Gerüchte und Spekulationen um Mandelas Tod
Gestern wurde schließlich die Nachricht übermittelt, Madiba sei um 20:50 Uhr friedlich eingeschlafen. Ob er diesen – seinen letzten – Weg selber beschritten hat oder die Maschinen schließlich abgestellt wurden, geht aus den Medienberichten nicht hervor. Das ist jedoch auch nicht verwunderlich, hieß es doch im September, Nelson Mandela befinde sich auf dem Weg der Besserung. Seitdem gab es keine Nachrichten mehr über seinen Gesundheitszustand. Niemand hat ihn mehr gesehen. Immer hieß es nur, er sei kritisch, aber stabil. Unter diversen Artikeln auf südafrikanischen Newsportalen quillten die Kommentare skeptischer Bürger über, die vermuteten, Mandela werde von dem ANC nur für die Wahlen künstlich am Leben gehalten. Auch wurden andere Gründe für das Verschleiern seines wahren Zustandes genannt, die im oben verlinkten Artikel nachgelesen werden können und hier nicht weiter breitgetreten werden sollen. Mandela ist tot und daran werden auch diese Spekulationen nichts mehr ändern.
Viel mehr möchte ich hier einmal meine persönlichen Empfindungen darlegen, wie die südafrikanische Bevölkerung auf die Nachricht vom Tode ihres Nationalhelden reagiert.
Anders als erwartet ist es erstaunlich ruhig da draußen. Zumindest in der Kapstädter Innenstadt merkt man bisher nicht unbedingt, dass heute Nacht die wichtigste Figur der südafrikanischen Geschichte verstorben ist. Mir ist aufgefallen, dass auf den Straßen nicht solch ein Gewusel wie sonst herrscht, die Leute wirken in sich gekehrt, nachdenklich und ruhig. Im Büro dagegen herrscht Professionalität wie immer. Zwar wurde kurz über die tragische Nachricht gesprochen, doch alles in allem unterscheidet sich der Arbeitstag nicht von dem gestrigen.
10 Tage Staatstrauer
In Johannesburg versammelten sich laut Medienberichten hunderte Bürger vor Mandelas Haus, um dem Anti-Apartheids-Kämpfer zu gedenken. Dabei wurde eher gefeiert als getrauert. Tanzend, singend und fahnenschwenkend feierten sie das Leben und Erbe des Vaters der Nation. Andere legten Blumen nieder und entzündeten Kerzen. Präsident Zuma hat bis zum Tag der Beerdigung die Staatstrauer ausgerufen. In Johannesburg und Kapstadt wird es heute um 17 Uhr und in den kommenden Tagen große Gedenkfeiern geben. Die offizielle Zeremonie wird vermutlich in fünf Tagen im Soccer City Stadion in Soweto mit knapp 100.000 Gästen stattfinden und auf Großbildschirmen im ganzen Land übertragen. Hier hatte Madiba während der WM 2010 seinen letzten öffentlichen Auftritt. Nach der Zeremonie soll sein Leichnam für drei Tage in der Pretoria City Hall oder im Union Building aufgebahrt werden. Es werden hohe Gäste aus der ganzen Welt wie etwa US-Präsident Barrack Obama, Papst Franziskus, Queen Elizabeth II, der Dalai Lama und Bill Clinton erwartet. Die Beerdigung wird vermutlich im Kreise der Familie in dem kleinen Dörfchen Qunu stattfinden, wo Nelson Mandela aufwuchs und ein Familiengrab hat.

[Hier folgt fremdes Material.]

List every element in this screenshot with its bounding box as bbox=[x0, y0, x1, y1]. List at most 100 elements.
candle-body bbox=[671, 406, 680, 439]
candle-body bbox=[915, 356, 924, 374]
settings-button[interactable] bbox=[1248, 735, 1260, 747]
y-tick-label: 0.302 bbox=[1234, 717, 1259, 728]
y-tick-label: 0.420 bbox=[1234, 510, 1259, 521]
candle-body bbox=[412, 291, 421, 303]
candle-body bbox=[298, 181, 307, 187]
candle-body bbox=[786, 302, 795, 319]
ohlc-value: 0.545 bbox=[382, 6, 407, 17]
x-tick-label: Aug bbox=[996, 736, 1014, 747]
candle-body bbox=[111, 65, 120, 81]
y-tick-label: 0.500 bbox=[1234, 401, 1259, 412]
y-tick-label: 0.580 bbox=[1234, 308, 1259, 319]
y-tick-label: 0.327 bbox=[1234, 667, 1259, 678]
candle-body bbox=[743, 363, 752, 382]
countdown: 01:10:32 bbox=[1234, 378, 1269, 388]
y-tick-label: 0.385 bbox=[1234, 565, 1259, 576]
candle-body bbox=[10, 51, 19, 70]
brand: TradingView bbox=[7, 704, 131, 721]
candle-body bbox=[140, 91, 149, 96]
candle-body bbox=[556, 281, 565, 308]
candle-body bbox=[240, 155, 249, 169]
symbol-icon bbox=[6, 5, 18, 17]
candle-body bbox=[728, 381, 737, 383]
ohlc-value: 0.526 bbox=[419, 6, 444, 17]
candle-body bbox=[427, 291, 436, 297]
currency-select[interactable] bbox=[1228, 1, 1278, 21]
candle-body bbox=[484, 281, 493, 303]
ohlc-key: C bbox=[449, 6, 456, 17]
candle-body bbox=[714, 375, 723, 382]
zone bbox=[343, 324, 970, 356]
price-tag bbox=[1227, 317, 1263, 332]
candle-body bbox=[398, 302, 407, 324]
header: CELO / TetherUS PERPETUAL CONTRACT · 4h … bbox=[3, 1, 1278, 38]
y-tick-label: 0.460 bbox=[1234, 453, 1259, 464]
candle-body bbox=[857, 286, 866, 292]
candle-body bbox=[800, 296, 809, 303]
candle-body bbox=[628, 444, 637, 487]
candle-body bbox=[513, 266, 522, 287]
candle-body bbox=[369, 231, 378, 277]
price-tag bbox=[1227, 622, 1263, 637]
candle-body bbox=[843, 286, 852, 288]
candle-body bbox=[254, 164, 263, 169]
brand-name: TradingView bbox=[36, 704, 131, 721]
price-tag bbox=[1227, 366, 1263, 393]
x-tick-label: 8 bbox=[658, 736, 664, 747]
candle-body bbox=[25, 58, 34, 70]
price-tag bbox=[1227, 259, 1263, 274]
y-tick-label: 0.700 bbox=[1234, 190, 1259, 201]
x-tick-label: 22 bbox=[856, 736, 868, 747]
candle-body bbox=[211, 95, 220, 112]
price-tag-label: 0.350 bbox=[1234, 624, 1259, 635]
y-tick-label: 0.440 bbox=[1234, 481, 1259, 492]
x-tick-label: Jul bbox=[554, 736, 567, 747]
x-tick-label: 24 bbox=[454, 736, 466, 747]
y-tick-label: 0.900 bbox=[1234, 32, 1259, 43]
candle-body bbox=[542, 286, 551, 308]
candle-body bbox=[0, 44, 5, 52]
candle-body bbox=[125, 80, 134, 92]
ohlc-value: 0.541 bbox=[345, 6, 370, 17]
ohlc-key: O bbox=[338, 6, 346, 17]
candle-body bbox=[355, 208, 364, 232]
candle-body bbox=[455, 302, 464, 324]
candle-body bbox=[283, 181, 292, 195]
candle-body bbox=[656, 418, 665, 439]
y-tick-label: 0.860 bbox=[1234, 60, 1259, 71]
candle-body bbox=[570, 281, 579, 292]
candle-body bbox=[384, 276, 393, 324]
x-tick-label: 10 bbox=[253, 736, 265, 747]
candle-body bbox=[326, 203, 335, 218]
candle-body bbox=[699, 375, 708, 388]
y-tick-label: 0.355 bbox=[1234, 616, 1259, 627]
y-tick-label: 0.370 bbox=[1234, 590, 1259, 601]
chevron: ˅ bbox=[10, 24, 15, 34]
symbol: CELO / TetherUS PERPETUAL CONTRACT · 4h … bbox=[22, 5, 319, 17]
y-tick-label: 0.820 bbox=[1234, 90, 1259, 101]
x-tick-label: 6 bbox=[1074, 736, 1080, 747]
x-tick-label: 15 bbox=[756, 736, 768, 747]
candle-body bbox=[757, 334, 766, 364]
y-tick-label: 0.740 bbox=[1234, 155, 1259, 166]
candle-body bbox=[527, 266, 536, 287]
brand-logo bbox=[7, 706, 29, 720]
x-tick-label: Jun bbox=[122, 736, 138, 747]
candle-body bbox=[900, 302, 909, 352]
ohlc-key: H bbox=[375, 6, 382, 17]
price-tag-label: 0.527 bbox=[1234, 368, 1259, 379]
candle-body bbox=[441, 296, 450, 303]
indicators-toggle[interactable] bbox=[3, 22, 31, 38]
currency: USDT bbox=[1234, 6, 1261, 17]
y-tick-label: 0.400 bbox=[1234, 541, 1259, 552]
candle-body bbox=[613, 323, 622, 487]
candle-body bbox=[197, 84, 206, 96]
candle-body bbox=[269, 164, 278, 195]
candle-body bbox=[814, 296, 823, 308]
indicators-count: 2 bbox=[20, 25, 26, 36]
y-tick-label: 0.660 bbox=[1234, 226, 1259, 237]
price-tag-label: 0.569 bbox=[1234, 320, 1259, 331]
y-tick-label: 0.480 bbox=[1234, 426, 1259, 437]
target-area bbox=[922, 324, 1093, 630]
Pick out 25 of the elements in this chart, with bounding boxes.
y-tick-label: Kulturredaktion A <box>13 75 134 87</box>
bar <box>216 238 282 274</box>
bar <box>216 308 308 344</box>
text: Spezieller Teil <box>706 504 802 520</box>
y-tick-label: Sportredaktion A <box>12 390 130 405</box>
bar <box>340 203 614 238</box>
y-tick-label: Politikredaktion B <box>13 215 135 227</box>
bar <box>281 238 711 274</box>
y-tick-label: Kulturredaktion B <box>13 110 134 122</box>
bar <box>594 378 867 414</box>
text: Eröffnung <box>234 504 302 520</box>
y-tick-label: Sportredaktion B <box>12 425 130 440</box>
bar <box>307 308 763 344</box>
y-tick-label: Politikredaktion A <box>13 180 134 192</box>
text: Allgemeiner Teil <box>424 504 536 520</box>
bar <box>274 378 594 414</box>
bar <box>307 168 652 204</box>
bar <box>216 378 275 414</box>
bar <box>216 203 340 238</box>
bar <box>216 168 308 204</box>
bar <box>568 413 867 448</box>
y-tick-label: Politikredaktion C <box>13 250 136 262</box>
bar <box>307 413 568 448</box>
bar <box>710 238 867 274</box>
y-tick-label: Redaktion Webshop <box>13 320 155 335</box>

Die Nacht der langen Messer
Die von vielen Buren heraufbeschwörte „Nacht der Rache“ oder „Nacht der langen Messer“, in der sich der Hass auf die noch immer privilegierten weißen Südafrikaner entlädt, ist jedenfalls bisher ausgeblieben und wird dies meiner Meinung auch weiterhin tun. Zumal es der schwarzen Bevölkerungsmehrheit auch nicht entgeht, dass es auch eine wachsende Anzahl an sehr privilegierten Schwarzen gibt. Ich bin froh, dass der Großteil der Südafrikaner nicht auf die Propaganda eines Julius Malema hereinfällt, der allein den Weißen die Schuld an allem Übel gibt.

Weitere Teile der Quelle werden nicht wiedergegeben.